Well, between Tenet’s resignation and Reagan’s end, my cable modem picked an eventful few days to give up on me. More to come next week, after the Time Warner technicians have ascertained and corrected the problem.
“Woodward reports that in July 2002 Bush ordered the use of $700 million to prepare for the invasion of Iraq, funds that had not been specifically appropriated by the Congress, which alone holds that constitutional authority. No adequate explanation has been offered for what, strictly speaking, might well be an impeachable offense.” Sidney Blumenthal sees the behavior underlying Reagan’s Iran-Contra fiasco revived, while law professor Cass Sunstein delves deeper into the illegality and unconstitutionality of Dubya’s likely misappropriation of funds.

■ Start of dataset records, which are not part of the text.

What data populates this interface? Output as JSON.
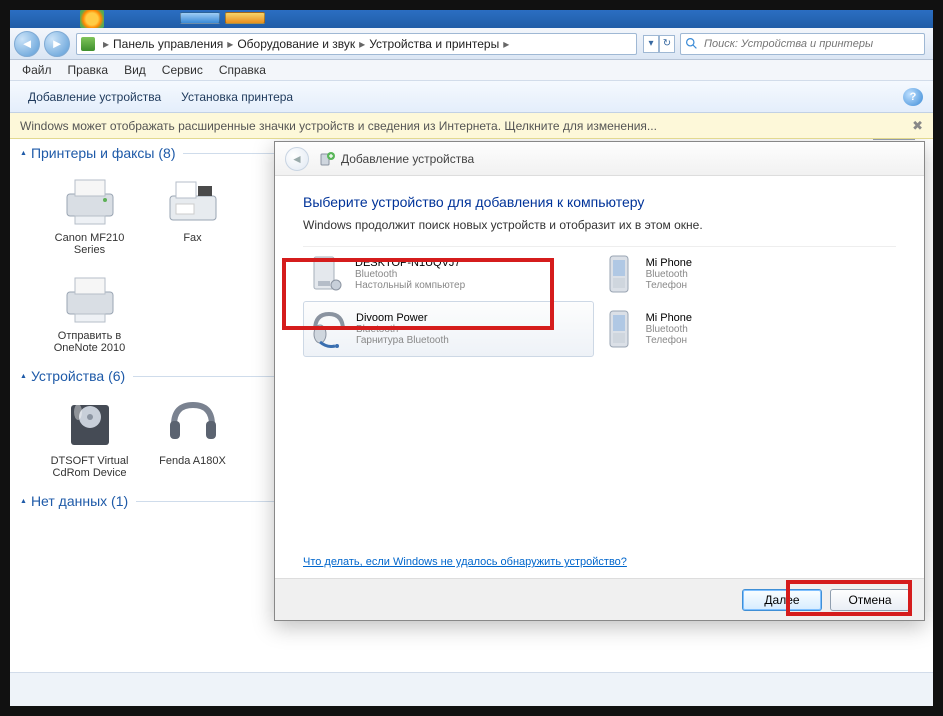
{
  "breadcrumbs": [
    "Панель управления",
    "Оборудование и звук",
    "Устройства и принтеры"
  ],
  "search_placeholder": "Поиск: Устройства и принтеры",
  "menu": [
    "Файл",
    "Правка",
    "Вид",
    "Сервис",
    "Справка"
  ],
  "commands": [
    "Добавление устройства",
    "Установка принтера"
  ],
  "banner": "Windows может отображать расширенные значки устройств и сведения из Интернета.   Щелкните для изменения...",
  "groups": [
    {
      "title": "Принтеры и факсы (8)",
      "items": [
        "Canon MF210 Series",
        "Fax",
        "Отправить в OneNote 2010"
      ]
    },
    {
      "title": "Устройства (6)",
      "items": [
        "DTSOFT Virtual CdRom Device",
        "Fenda A180X"
      ]
    },
    {
      "title": "Нет данных (1)",
      "items": []
    }
  ],
  "dialog": {
    "title": "Добавление устройства",
    "heading": "Выберите устройство для добавления к компьютеру",
    "subtext": "Windows продолжит поиск новых устройств и отобразит их в этом окне.",
    "devices": [
      {
        "name": "DESKTOP-N1UQVJ7",
        "type": "Bluetooth",
        "cat": "Настольный компьютер",
        "icon": "desktop"
      },
      {
        "name": "Mi Phone",
        "type": "Bluetooth",
        "cat": "Телефон",
        "icon": "phone"
      },
      {
        "name": "Divoom Power",
        "type": "Bluetooth",
        "cat": "Гарнитура Bluetooth",
        "icon": "headset",
        "selected": true
      },
      {
        "name": "Mi Phone",
        "type": "Bluetooth",
        "cat": "Телефон",
        "icon": "phone"
      }
    ],
    "help_link": "Что делать, если Windows не удалось обнаружить устройство?",
    "btn_next": "Далее",
    "btn_cancel": "Отмена"
  }
}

The White House tsk-tsks John Kerry for the F-word. C’mon, now. Kerry’s youth-targeted outburst in Rolling Stone undoubtedly has a whiff of Gore-like “let-your-hair-down” calculation/desperation about it, but let’s not make a mountain out of a molehill here. We all know good and well that our presidents and political leaders have been swearing up a blue streak since time immemorial. (Richard “expletive deleted” Nixon is just the most notorious example.) And it wasn’t all that long ago that George “Major League” Dubya and Big Time needed their own mouths washed out with soap. So let he who is without sin cast the first #$%@ stone.
Historian David Greenberg and the Washington Post examines Dubya’s stylistic debts to Richard Nixon.